Rausis Christian dit

"J'ai appris à mes dépends, mais aussi et surtout aux dépends de celle à qui j'ai fait tant de mal, qu'une gamine de 13 ans ne peut en aucun cas donner son consentement pour une relation sexuelle avec un adulte. Je le répète, il est impossible qu'elle donne son consentement, y compris lorsqu'elle est explicitement demandeuse, c'est vous dire combien certains font fausse route et pourquoi je fus très justement condamné pour viol."

Qui plus est sous l'emprise de l'acool,des barbituriques et de Polanski qui est peut être un cinéaste génial, mais aussi un pervers et un lâche!

Merci pour votre message courageux.

Jeudi 1 Octobre 2009, 20:10 GMT+2 | Retour au début

Jury Populaire dit

Distinguer le droit de la morale, la prescription de la dette perpetuelle; la fonction de juge semble inhumaine.

Jeudi 1 Octobre 2009, 21:13 GMT+2 | Retour au début

Jacques Perrin répond

Le poète vous salue M. Yves et vous informe que les propos concernant la prescription et le traité d'extradition sont la synthèse de ceux d'un célèbre avocat pénaliste. Dormez tranquille et n'oubliez jamais qu'"un rêve sans étoiles est un rêve oublié." (Eluard)

Jeudi 1 Octobre 2009, 23:26 GMT+2 | Retour au début

Jacques Perrin répond

Et ça continue ! Mardi un très bon article dans Le Temps signé par Luc Debraine www.letemps.ch/Page/Uuid/...
Et aujourd'hui dans Libération un article de Lionel Baier, réalisateur qui, sous le titre "Cul-de-Sac au pays des Helvètes" met scène avec une saine ironie notre îlot de suissitude et le pirate Polanski en qui nos autorités voudraient voir un marin comme les autres...

Vendredi 2 Octobre 2009, 15:11 GMT+2 | Retour au début

Alfredo dit

Bernard Bertossa: «La loi pour Polanski aussi» :

www.letemps.ch/Page/Uuid/...

Mardi 6 Octobre 2009, 16:42 GMT+2 | Retour au début

Jacques Perrin répond

Décidément, ce qu'il est convenu d'appeler l'"affaire Polanski" est un étrange miroir.
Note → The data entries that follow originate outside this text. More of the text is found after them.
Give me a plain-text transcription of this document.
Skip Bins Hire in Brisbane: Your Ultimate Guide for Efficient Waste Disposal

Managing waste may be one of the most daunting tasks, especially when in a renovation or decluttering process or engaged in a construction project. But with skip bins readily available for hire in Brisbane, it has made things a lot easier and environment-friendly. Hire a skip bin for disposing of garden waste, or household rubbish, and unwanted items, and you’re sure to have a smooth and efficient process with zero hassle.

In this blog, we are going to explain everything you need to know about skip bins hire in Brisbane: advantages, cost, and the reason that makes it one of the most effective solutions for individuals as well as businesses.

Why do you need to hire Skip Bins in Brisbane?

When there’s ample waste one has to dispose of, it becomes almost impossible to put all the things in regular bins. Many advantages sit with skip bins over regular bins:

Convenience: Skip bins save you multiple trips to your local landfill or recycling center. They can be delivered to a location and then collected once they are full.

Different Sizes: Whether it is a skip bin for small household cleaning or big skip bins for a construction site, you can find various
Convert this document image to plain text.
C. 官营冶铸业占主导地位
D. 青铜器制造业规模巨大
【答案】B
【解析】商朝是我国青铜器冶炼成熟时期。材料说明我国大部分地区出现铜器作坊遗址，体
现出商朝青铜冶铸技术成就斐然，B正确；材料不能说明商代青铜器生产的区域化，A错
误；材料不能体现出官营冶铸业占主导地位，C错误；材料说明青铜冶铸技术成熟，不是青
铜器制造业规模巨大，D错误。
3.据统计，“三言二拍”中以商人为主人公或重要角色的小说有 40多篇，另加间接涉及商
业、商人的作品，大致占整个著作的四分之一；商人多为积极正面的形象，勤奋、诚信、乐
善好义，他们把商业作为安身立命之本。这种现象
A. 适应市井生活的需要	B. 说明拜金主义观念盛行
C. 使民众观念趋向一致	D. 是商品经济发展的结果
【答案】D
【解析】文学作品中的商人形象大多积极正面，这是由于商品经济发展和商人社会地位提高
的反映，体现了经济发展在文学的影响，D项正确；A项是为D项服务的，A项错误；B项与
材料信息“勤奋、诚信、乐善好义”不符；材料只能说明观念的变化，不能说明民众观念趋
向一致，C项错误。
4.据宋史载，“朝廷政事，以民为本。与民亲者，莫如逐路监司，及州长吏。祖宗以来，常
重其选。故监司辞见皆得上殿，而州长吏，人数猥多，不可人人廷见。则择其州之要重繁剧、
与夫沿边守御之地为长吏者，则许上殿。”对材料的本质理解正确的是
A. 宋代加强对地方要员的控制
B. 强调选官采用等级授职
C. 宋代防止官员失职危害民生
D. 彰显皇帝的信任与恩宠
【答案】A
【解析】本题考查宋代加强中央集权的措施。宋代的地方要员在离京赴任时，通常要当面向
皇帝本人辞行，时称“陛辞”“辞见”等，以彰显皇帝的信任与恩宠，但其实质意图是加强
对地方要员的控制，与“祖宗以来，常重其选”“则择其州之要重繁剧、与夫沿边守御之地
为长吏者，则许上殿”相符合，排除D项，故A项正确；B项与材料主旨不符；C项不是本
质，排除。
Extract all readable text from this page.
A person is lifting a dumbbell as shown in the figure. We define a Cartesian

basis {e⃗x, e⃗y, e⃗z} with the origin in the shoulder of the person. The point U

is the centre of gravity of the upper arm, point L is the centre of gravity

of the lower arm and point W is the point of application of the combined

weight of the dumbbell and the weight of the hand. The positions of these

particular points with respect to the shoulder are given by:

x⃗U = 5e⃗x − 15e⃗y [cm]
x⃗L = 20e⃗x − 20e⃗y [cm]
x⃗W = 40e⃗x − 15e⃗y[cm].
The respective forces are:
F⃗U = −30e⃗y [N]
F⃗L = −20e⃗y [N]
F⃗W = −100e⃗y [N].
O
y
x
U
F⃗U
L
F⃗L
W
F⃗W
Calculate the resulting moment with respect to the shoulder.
En France, les chacals aiguisent leurs dagues contre l'infortuné F. Mitterrand, ça sent la curée...
Hier soir, à la fin d'une conférence qu'il donnait à Yverdon, Jacques Chessex s'est effondré au moment où il répondait à une question sur l'affaire Polanski.
carnetsdejlk.hautetfort.c...

Samedi 10 Octobre 2009, 10:18 GMT+2 | Retour au début

Jury Populaire dit

J'ajoute que le pardon ne se confond pas avec la prescription et qu'il constitue une forme de dette perpetuelle.